L’ASBL Infor Jeunes Laeken constate "un boom des exclusions scolaires".

"Depuis janvier, nous constatons un boom des exclusions scolaires définitives , alerte Chantal Massaer, directrice de l’ASBL Infor Jeunes Laeken. Quasi tous les jours, nous avons une situation d’exclusion qui arrive chez nous. Nous n’avons jamais eu ça dans de telles proportions ! Cela se caractérise pour certains jeunes par le fait que l’obligation scolaire n’est pas du tout respectée."

Elle cite le cas de Nabil (prénom d’emprunt), 14 ans. "Il a été exclu pour des faits de violence plus ou moins avérés, rapporte-t-elle.
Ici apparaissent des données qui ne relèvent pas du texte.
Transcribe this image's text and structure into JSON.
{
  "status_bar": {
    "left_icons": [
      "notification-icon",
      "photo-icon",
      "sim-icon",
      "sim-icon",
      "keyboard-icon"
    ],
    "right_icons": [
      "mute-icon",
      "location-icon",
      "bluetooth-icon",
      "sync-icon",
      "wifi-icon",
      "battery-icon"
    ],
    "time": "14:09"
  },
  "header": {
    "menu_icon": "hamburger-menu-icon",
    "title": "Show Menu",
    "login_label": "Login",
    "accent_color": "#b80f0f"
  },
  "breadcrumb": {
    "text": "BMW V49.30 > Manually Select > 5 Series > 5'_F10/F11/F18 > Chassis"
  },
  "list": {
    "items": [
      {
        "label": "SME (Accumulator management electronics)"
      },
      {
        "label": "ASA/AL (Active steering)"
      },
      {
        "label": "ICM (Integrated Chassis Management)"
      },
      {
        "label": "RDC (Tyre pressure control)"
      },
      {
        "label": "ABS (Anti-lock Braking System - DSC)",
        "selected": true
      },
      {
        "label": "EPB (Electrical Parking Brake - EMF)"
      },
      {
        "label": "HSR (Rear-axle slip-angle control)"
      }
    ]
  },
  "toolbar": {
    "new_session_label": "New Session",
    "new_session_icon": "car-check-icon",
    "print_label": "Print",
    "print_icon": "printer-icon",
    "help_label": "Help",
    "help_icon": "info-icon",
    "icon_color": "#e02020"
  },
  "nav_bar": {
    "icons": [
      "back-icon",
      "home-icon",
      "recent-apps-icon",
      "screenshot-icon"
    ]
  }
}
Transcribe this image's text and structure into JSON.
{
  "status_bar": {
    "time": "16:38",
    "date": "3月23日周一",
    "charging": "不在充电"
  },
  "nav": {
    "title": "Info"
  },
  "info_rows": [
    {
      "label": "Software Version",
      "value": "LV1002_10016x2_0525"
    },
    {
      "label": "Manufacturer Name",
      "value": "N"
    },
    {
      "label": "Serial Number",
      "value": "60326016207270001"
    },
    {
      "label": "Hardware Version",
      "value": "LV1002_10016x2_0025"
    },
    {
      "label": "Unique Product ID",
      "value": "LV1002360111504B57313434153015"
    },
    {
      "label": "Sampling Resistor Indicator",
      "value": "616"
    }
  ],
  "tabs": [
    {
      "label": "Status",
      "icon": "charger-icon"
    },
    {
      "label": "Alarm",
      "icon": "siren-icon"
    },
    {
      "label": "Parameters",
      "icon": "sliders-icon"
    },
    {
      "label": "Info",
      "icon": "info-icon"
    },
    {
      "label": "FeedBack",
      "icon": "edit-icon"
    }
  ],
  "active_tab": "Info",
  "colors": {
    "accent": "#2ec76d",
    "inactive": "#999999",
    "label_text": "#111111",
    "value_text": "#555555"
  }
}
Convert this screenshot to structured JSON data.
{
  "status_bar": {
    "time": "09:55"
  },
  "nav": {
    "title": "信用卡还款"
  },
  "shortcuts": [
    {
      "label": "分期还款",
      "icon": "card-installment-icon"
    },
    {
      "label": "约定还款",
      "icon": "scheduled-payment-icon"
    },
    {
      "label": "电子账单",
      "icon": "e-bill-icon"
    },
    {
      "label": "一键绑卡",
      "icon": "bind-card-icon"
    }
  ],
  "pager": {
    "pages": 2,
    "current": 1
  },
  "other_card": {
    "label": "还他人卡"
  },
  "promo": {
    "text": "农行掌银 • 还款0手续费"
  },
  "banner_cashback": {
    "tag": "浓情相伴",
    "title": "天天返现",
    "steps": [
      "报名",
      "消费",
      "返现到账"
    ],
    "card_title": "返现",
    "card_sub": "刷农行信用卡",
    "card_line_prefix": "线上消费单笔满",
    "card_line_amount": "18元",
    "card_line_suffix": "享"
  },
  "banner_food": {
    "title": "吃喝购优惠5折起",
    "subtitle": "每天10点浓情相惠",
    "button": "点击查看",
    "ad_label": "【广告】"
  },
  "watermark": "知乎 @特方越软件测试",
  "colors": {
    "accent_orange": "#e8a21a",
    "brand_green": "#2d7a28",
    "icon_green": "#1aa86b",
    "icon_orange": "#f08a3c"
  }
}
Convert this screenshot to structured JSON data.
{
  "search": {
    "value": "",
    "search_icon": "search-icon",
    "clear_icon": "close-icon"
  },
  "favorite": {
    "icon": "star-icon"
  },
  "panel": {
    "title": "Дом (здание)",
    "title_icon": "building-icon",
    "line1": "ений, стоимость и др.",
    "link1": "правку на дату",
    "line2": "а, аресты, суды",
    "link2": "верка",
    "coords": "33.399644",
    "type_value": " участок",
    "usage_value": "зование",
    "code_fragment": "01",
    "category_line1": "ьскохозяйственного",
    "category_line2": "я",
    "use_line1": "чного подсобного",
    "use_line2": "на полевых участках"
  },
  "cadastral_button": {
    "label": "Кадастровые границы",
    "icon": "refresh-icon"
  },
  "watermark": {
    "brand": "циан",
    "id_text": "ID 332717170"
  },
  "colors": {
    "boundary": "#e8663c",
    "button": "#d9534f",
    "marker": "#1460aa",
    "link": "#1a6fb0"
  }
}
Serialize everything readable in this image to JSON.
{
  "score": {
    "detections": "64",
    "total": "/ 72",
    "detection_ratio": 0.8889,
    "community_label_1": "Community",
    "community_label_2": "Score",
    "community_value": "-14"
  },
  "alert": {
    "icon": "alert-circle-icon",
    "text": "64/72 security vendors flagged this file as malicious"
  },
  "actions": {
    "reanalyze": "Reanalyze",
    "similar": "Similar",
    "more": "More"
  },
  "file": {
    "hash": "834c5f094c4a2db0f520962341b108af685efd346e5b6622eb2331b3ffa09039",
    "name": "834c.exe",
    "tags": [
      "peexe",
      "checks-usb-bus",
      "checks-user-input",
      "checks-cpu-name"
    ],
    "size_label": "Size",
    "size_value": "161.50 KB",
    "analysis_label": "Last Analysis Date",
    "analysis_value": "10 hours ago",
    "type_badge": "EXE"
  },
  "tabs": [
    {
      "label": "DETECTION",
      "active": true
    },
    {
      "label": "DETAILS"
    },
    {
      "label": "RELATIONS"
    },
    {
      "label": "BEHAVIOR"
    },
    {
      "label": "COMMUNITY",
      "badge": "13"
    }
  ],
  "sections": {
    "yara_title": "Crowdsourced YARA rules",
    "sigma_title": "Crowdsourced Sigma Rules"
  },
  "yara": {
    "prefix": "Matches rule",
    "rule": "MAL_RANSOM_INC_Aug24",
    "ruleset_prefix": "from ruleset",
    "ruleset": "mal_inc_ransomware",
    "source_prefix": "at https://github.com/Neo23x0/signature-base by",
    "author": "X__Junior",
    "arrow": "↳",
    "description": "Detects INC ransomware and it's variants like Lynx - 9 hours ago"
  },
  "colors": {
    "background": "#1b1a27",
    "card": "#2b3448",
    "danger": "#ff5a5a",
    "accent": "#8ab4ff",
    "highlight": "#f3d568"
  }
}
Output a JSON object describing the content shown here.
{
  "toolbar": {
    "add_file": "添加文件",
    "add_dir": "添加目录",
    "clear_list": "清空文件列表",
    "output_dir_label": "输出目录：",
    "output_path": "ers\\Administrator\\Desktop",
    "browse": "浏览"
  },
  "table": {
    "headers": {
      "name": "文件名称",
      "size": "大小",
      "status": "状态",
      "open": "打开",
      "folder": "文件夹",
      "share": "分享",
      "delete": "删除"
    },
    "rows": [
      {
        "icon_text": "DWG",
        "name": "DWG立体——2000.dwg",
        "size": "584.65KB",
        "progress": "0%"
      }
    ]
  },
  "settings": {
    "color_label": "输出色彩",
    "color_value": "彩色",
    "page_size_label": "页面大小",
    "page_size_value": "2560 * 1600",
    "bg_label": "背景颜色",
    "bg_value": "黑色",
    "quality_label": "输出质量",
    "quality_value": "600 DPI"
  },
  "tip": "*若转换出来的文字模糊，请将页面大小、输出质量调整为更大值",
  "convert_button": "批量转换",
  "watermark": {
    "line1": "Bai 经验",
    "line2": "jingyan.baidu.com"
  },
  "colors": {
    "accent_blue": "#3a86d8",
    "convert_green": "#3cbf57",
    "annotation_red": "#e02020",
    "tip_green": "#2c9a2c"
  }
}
Ce qui pose problème, c’est qu’il est exclu depuis le 20 février et n’est toujours pas réinscrit dans un autre établissement."

Or, "ce n’est pas faute d’avoir entamé des démarches, souligne-t-elle. Mais son papa a reçu quatre attestations de demande d’inscription dans lesquelles les écoles invoquent un manque de places". La législation prévoit, en effet, que le chef d’établissement qui ne peut inscrire un élève qui en fait la demande doit lui remettre une attestation qui reprend les motifs du refus.

De même , toute école qui exclut un élève est tenue de l’aider à se réinscrire dans un autre établissement. " Souvent, dans le meilleur des cas, l’école se contente de fournir une liste d’autres écoles situées dans le même réseau. Ou alors, elle renvoie la patate chaude au CPMS ou à la Commission zonale d’inscription", nuance Eric Bruggeman, juriste à Infor Jeunes.

"Quand un élève est exclu, si ses parents ne retrouvent pas facilement, dans les deux-trois jours, une école, explique Jacques Vandermest, directeur du Service du contrôle de l’obligation scolaire, l’établissement qui l’a exclu retransmet le dossier à la Commission zonale d’inscription de son réseau, qui est alors chargée de retrouver une école." Une procédure qui peut prendre plusieurs jours. " Mais cela peut aller jusqu’à un mois et demi, deux mois", estime Mme Massaer.

Son collègue , M. Bruggeman, tire la sonnette d’alarme : "Trop d’élèves se retrouvent dans la nature après leur exclusion." En cause ? "Nous constatons que, de plus en plus, des écoles ne veulent pas reprendre un élève mineur parce qu’il a été exclu, ce qui n’est pas le prescrit légal."